Rugby : Mohed Altrad placé en garde à vue dans une enquête pour soupçon de favoritisme
Mohed Altrad, président et propriétaire du groupe éponyme de services à l’industrie (41 000 salariés, siège : Montpellier), ainsi que le Gaillacois Bernard Laporte, président de la Fédération Française de Rugby (FFR)*, ont été placé mardi matin en garde à vue dans le cadre d’une enquête pour soupçons de favoritisme ouverte par le parquet national financier. La procédure, au stade de l’enquête préliminaire (personne n’est mis en examen), vise un soupçon de favoritisme du président de la FFR envers le Montpellier Hérault Rugby, filiale du groupe Altrad.

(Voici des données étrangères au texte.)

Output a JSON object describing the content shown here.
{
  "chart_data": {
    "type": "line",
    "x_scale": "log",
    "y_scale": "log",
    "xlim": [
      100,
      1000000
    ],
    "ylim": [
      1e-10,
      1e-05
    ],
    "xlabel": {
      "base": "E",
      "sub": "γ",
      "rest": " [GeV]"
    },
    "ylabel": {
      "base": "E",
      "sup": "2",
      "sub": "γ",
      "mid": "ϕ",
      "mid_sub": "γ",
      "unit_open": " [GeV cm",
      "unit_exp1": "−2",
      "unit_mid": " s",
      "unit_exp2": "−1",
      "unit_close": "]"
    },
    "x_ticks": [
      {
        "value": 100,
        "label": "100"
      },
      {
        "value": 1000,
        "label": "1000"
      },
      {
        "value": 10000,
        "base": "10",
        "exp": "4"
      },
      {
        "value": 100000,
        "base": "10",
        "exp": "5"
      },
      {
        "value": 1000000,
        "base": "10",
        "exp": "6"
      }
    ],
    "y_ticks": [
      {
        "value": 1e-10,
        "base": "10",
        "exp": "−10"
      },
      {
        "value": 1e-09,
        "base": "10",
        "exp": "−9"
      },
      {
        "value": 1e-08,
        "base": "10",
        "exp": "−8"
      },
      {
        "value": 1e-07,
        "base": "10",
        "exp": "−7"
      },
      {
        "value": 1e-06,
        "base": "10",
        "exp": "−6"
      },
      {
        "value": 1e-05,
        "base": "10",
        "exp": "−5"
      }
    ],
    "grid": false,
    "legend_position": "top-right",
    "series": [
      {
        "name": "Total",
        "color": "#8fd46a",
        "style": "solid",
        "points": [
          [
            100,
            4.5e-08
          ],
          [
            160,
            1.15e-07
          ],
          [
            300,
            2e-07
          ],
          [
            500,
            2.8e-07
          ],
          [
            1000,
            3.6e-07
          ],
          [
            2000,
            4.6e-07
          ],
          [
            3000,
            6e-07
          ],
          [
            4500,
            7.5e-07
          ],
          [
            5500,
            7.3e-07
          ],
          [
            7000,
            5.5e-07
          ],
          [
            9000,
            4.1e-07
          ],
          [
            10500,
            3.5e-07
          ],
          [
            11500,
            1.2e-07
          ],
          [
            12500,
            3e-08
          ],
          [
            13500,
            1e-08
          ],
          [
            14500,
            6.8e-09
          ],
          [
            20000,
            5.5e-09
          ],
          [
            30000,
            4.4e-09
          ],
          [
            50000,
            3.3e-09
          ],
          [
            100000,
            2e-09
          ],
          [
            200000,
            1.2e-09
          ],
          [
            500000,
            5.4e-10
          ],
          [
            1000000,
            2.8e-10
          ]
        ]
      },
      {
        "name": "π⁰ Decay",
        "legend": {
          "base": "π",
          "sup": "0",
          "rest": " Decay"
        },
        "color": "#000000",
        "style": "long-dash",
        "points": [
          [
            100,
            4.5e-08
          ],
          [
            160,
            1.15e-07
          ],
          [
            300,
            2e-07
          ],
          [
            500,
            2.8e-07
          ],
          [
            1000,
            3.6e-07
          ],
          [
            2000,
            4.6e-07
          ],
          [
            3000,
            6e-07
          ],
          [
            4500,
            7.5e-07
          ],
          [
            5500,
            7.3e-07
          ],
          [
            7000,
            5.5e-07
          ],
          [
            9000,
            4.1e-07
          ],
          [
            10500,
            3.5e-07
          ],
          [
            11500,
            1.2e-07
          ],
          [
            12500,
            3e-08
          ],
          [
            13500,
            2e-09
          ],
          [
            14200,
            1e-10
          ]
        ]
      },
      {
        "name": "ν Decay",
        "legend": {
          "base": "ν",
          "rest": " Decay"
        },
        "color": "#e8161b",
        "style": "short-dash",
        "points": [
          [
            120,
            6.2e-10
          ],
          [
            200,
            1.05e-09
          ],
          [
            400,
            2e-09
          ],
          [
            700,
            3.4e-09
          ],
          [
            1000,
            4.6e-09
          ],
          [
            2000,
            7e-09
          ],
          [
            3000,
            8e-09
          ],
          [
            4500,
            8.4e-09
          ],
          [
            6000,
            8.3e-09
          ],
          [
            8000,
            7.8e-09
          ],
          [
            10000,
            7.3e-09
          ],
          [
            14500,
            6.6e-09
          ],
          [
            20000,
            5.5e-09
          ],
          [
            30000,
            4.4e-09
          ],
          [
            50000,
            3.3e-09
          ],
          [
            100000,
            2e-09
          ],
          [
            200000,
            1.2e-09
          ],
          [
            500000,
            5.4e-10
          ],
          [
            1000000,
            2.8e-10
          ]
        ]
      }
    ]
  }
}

Concrètement, Bernard Laporte est soupçonné d’être personnellement intervenu auprès de la commission de discipline de la Fédération afin de peser pour faire adoucir des sanctions contre le club héraultais pour une sombre histoire de banderoles brandies par des supporters lors d’un match.
Peu après que ladite commission a réduit les sanctions prononcées contre le MHR en première instance, Le Journal du Dimanche révèle un contrat de prestation entre une société de Bernard Laporte et une société d’Altrad, la sollicitant pour intervenir lors d’un séminaire (contrat annulé par Laporte avant exécution). Quelques mois plus tard, Altrad devient sponsor maillot du XV de France.
Sur le plan de la procédure, ces gardes à vue sont dans la logique de l’enquête en cours et n’ont rien, sur le plan juridique, d’exceptionnel. Ces auditions se déroulent toutefois dans un étrange calendrier à dix jours seulement de l’élection à la présidence de la FFR où Bernard Laporte est candidat à sa propre succession.
*Le Nîmois Claude Atcher, directeur général du comité d'organisation de la Coupe du monde 2023 de rugby, ainsi que Serge Simon, vice-président de la FFR sont également en garde à vue aux côtés de Nicolas Hourquet, responsable des relations internationales de la FFR.